Sunday, March 6, 2022

Left Turn Only

While [the Tyler Perry, Madea cinematic universe] does serve an audience, I don't know if it's taking that audience or pushing that audience in the direction that I need that audience to go in as a means of like, you know, affirming and supporting my humanity.
[...]
But again, Tyler Perry's not interested, I would hate to say, in Tre'vell Anderson's humanity...
Tre'vell Anderson
'A Madea Homecoming' isn't complicated, but our feelings about Tyler Perry are
Pop Culture Happy Hour
And this raises an interesting question. Why should Tyler Perry's Madea movies take or push an audience in a direction that suits Tre'vell Anderson's needs? Why should Tyler Perry be interested in Tre'vell Anderson's "humanity?"

To a degree, it was a shame that the podcast was intended to address both Tyler Perry, and his new movie, "A Madea Homecoming," because the three panelists could have spent the entire runtime talking about Mr. Perry, and maybe that would have given them room to discuss more openly an undercurrent that ran through their dialog.

In addition to Tre'vell Anderson indicting Mr. Perry for a perceived lack of interest in "Tre'vell Anderson's humanity," there was also criticism of Mr. Perry for being the sole writer of his scripts. And there were two aspects to this. Tre'vell Anderson initially criticized Mr. Perry for the fact that his one-man script-writing leads to impoverished writing. And this makes sense. As Anderson concedes, Mr. Perry is "writing what he knows," one of the common pieces of advice given to writers. And the Black community in the United States (to the degree that it can even be characterized as a single community) is large enough and diverse enough that no one person can know all of it well enough to speak to it in writing. Postcast host Aisha Harris, on the other hand, is critical of Mr. Perry writing his movies by himself because it doesn't give other Black writers the chance to write his movies. She accuses him of "cutting a lot of Black people, Black writers out of a writer's room they could be in."

Despite Tre'vell Anderson basically saying that Tyler Perry should be free to do what he wants to do since other people can take on the things that Mr. Perry doesn't want to do, and the understanding that there is an audience for his movies, which they serve quite well, the podcast comes across as a complaint that Mr. Perry isn't doing more to bring the socially-conservative elements of the Black community that enjoy his work into the more liberal, or even progressive, space occupied by the average National Public Radio listener or staffer.

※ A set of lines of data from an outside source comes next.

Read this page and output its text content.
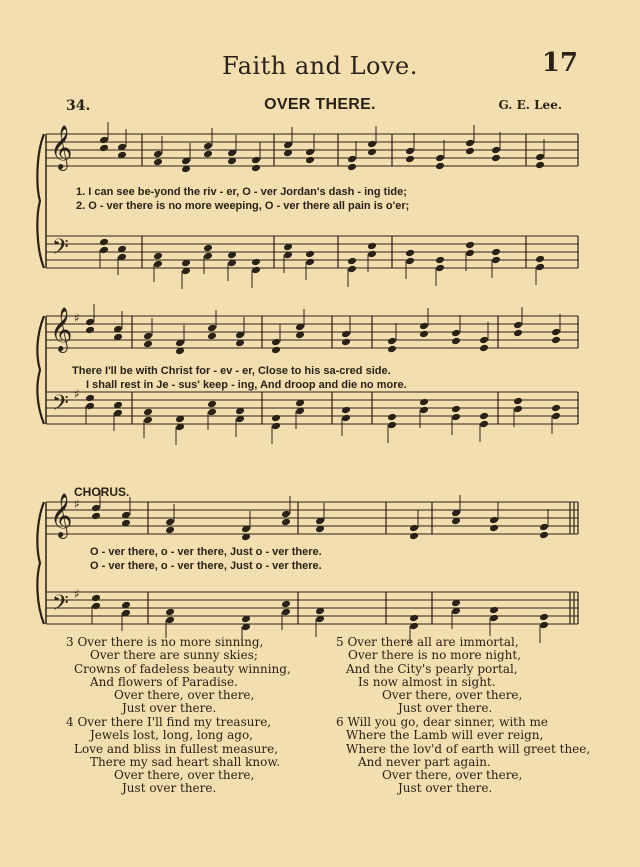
Faith and Love.	17
34.	OVER THERE.	G. E. Lee.
𝄞
𝄢
𝄞
𝄢
♯
♯
𝄞
𝄢
♯
♯
1. I can see be-yond the riv - er, O - ver Jordan's dash - ing tide;
2. O - ver there is no more weeping, O - ver there all pain is o'er;
There I'll be with Christ for - ev - er, Close to his sa-cred side.
I shall rest in Je - sus' keep - ing, And droop and die no more.
CHORUS.
O - ver there, o - ver there, Just o - ver there.
O - ver there, o - ver there, Just o - ver there.
3 Over there is no more sinning,
Over there are sunny skies;
Crowns of fadeless beauty winning,
And flowers of Paradise.
Over there, over there,
Just over there.
5 Over there all are immortal,
Over there is no more night,
And the City's pearly portal,
Is now almost in sight.
Over there, over there,
Just over there.
4 Over there I'll find my treasure,
Jewels lost, long, long ago,
Love and bliss in fullest measure,
There my sad heart shall know.
Over there, over there,
Just over there.
6 Will you go, dear sinner, with me
Where the Lamb will ever reign,
Where the lov'd of earth will greet thee,
And never part again.
Over there, over there,
Just over there.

But it never addresses why that should be. It's simply taken for granted that Mr. Perry has these responsibilities, to the "queer, nonbinary trans" segment of the Black community or to Black comedy writers that he's not fulfilling, and that's bad, because now that he's built a media brand and quite a bit of influence for himself, he has a responsibility to use those things to make certain other people's lives better. And while I understand the impulse, I don't think that it should be taken for granted. But, of course, that's because I'm not really in the National Public Radio demographic. So the assumptions that underlie it don't automatically strike me as obvious.

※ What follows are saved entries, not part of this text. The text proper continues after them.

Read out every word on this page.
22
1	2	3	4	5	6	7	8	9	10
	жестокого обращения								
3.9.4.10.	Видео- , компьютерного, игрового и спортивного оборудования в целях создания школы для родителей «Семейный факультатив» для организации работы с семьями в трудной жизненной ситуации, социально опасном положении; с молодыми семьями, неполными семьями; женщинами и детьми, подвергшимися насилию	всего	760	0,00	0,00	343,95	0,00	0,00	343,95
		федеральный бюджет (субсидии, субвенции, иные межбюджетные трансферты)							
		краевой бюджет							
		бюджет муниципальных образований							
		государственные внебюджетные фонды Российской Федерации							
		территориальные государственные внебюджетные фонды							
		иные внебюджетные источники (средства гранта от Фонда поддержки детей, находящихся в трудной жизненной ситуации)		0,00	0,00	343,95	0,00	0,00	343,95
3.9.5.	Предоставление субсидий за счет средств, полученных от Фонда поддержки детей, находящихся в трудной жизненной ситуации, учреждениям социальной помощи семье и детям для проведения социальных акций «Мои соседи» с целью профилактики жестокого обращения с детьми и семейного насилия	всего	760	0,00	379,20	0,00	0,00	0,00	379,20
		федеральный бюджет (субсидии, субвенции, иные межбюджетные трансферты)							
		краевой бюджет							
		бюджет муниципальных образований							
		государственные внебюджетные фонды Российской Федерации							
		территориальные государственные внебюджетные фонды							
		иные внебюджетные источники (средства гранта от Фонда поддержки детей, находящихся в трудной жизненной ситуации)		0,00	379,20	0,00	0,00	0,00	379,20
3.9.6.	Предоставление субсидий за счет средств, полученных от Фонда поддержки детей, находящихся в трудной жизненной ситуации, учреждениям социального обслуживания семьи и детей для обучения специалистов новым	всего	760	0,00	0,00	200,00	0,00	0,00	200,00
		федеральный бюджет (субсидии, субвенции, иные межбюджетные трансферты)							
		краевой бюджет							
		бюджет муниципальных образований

One of the assumptions that I think is out there is the idea that people are really quite flexible, when it comes to media; both in producing it and in experiencing it. So it should be easy for someone like Tyler Perry, who has always been the writer of his work, to bring on a writers' room of diverse people and cede some level of control over the presentation of his vision to them. Likewise, the audience for Mr. Perry's "faith-adjacent, Southern, old-school Black culture" are really an audience for Mr. Perry himself, and as such, he can lead them in a different direction, one more cosmopolitan, secular and diverse, and they will simply follow, learning to enjoy whatever he places in front of them without defecting to find something that is more to their initial tastes. I don't know that I buy into that assumption, and so maybe it's worth breaking it down, to see what it's made of.